What Levy does offer is a country that is fiscally prudent and secure relative to those around it. Its economy is more diversified, public sector debt has fallen from 52.4 per cent of GDP in 2003 to 38 per cent last year and foreign reserves have grown sharply over that same period.

And then there is simply the fact that this is Brazil. Local enterprise agencies in Rio make no secret of their view that the very culture of the city – the carnival, miles of fabled golden beaches and the Maracana football stadium – has a key part to play in persuading foreign executives to bring their business to the southern Brazilian city.

To be fair, this is not the sum total of what Brazil sees as its relative strengths in attracting foreign direct investment. Barros also points to a young skilled workforce, a strategic location and infrastructure and a cluster of the largest companies in Latin America.

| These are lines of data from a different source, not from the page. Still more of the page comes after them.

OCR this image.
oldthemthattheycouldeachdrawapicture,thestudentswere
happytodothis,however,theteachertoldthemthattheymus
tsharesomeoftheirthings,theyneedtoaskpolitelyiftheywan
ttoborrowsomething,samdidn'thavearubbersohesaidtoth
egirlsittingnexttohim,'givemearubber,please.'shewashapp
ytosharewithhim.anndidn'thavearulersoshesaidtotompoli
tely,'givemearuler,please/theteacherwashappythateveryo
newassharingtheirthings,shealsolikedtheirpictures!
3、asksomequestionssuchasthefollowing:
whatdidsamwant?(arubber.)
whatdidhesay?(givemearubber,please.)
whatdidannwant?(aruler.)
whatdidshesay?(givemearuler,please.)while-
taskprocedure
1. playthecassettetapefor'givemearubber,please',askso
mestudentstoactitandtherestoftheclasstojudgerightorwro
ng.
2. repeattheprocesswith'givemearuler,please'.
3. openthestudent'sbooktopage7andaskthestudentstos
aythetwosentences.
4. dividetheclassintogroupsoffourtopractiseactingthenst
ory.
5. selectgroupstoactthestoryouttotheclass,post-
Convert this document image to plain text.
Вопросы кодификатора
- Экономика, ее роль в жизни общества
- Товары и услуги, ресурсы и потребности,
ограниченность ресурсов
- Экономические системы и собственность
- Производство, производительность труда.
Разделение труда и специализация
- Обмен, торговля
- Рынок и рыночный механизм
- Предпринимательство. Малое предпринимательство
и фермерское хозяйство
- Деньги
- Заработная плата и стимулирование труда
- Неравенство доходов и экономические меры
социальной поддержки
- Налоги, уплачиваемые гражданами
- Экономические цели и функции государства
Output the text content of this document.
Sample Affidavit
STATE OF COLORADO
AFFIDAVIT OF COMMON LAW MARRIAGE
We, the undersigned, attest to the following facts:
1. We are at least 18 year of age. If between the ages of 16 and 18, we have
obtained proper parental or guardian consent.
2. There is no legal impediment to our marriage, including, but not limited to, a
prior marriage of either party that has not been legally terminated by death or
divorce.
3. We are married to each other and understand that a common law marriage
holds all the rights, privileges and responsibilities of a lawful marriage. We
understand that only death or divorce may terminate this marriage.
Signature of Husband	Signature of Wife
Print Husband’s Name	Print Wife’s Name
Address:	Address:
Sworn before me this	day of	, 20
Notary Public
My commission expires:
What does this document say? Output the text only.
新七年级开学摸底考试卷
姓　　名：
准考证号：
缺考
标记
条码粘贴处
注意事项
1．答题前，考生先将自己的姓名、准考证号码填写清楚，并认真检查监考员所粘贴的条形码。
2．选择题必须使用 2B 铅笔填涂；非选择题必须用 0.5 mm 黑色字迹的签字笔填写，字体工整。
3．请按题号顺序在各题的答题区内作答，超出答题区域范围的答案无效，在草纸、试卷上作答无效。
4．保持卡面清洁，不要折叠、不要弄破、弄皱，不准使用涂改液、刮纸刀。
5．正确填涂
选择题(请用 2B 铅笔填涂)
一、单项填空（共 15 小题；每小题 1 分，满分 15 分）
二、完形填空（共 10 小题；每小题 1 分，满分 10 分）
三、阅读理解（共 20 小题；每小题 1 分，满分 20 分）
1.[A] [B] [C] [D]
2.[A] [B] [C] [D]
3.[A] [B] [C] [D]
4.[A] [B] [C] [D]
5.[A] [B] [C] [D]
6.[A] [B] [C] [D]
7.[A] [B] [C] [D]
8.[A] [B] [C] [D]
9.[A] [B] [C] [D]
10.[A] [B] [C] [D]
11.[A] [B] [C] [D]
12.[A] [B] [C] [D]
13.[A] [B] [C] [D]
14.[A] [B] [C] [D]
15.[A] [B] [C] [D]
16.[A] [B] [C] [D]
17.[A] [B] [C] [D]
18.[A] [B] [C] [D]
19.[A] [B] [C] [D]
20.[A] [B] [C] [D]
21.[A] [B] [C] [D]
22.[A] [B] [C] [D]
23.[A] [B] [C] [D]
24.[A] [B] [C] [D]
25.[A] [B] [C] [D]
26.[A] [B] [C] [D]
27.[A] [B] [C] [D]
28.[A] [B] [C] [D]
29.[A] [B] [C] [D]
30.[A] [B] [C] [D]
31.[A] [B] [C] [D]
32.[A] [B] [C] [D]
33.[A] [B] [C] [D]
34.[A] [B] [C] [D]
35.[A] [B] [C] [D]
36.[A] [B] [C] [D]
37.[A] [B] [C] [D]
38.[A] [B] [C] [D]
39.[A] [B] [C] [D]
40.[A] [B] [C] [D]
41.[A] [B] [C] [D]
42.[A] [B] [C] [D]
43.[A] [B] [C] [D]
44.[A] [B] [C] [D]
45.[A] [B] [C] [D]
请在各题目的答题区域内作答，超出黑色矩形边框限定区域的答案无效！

Levy argues that Brazil, and especially its populous southern coast, makes a good entry point for businesses looking to establish a foothold in Latin America.

“Many countries have used Brazil as a stepping stone into the continent,” he says. “We are in a good position and are increasing ties with the rest of Latin America. We offer a stable environment, a strong regulatory structure and a friendly tax environment.

Investors might be somewhat sceptical on the last point. Taxes remain high by international standards – in part to fund an ambitious state pension scheme and the accelerated infrastructural and social investment programme. Interest rates are also substantially higher at 9.25 per cent, despite a 4.5 percentage point cut by the central bank in the current cycle. Local sources say rates are unlikely to go much lower.

The Irish business executives currently visiting the country as part of the Ernst Young Entrepreneur of the Year awards CEO retreat, have been surprised by some of the real business opportunities open to even small foreign companies. Many of the group had travelled with little or no expectation of doing business in Brazil but a number are now mulling potential deals.

However, their meetings with counterparts in Brazil have also confirmed that, for all its recent advances and the assurances of senior local officials, business practices here, at times, remain less than transparent.

Brazil may well be a future economic powerhouse but, for now, it is concentrating putting in place the structures needed to compete with those more developed economies.

“We have to keep working very hard to be more competitive in an increasingly globalised market,” Levy acknowledges, pointing particularly to the need for a better trained, more efficient workforce, “but people in Brazil are not complacent.”